I could really use that extra hour of sleep a week, so I can’t help but be a little jealous of all the partnered people out there. But Chen says that single folks may be able to recreate the effect. “Although our attachments to our romantic partners can be very strong, I would expect that the scent of any loved one — a family member, close friend, or even a pet — could also be comforting,” she tells me. This may explain why I let my pitbull spoon me even though she snores like crazy. Chen postulates that the comfort of scent isn’t necessarily about mating or romance. “I think it’s about love and attachment,” Chen says. “We are currently starting a new study to see if a mother’s scent can help her infant sleep better.”
Chen says scientists aren’t sure yet why the scent of a loved one is so soothing. “It could be that the familiar scent of a loved one is a cue that they were recently in the area,” she says. “That they were or are nearby might make us feel safe and secure.” The sense of smell is considered one of our most primal senses, meaning it was one of the first that humans developed. Humans use scent now — as in our more apeish days — as a way to determine whether we are safe or not. Our bodies process scent in the oldest part of the brain, the limbic system, and some research suggests that odor is still a way that we determine friend from foe. We know more about the ways that humans use smell to detect danger than comfort, in part, because for most of our history it was really important to steer clear of predators. Now that our lives are relatively safer, scientists like Chen and Hofer can start trying to understand how scent can make us feel comfort.
The sedative effect of a lover’s scent is only shown to work if the relationship is good though, Chen says. “We don’t have data on couples who are fighting or partners who have broken up, but I imagine that the effects could look very different in those cases,” she explains.
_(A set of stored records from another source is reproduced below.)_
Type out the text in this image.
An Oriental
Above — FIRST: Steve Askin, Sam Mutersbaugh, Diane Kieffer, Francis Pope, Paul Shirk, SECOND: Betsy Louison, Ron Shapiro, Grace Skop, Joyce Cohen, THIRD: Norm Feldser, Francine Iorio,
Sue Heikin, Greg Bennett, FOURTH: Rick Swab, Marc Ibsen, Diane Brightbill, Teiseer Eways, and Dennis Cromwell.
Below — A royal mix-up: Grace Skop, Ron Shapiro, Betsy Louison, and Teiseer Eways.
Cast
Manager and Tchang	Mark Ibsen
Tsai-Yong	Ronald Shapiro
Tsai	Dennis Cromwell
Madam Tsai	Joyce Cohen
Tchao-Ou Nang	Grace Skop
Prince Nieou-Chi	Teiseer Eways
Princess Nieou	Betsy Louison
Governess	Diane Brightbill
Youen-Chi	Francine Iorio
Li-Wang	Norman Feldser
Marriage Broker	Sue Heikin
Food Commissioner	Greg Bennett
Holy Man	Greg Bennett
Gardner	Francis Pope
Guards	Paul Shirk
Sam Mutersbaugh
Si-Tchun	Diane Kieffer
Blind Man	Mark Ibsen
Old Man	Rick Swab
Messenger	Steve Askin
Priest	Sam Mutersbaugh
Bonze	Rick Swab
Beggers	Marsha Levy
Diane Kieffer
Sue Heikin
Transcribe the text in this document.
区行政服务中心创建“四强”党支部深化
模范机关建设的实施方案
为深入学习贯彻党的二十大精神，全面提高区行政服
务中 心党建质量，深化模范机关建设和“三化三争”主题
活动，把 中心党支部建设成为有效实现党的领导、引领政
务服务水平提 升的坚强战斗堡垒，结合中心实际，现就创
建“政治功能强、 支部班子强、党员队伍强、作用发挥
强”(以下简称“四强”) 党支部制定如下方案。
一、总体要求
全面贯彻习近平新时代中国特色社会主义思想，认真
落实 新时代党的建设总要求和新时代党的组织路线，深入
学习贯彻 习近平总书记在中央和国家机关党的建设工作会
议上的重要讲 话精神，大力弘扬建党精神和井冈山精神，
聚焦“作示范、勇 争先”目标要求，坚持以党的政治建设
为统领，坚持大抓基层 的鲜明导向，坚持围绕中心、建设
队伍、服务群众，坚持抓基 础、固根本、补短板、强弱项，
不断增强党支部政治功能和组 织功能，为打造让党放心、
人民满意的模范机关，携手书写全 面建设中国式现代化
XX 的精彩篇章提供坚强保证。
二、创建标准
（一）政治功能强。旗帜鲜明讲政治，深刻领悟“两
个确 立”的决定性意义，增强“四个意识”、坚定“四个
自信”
Sounds about right. When rainbow bae and I broke up, every time I caught a whiff of something that smelled like her, instead of feeling relaxed or comforted, I felt sad — which makes sense. Chen says they are planning to do more research on the relationship between relationship satisfaction and how partners’ perceive each other’s scents. Until then, get you a cuddle buddy that smells good and keep it chill long enough to steal their shirt.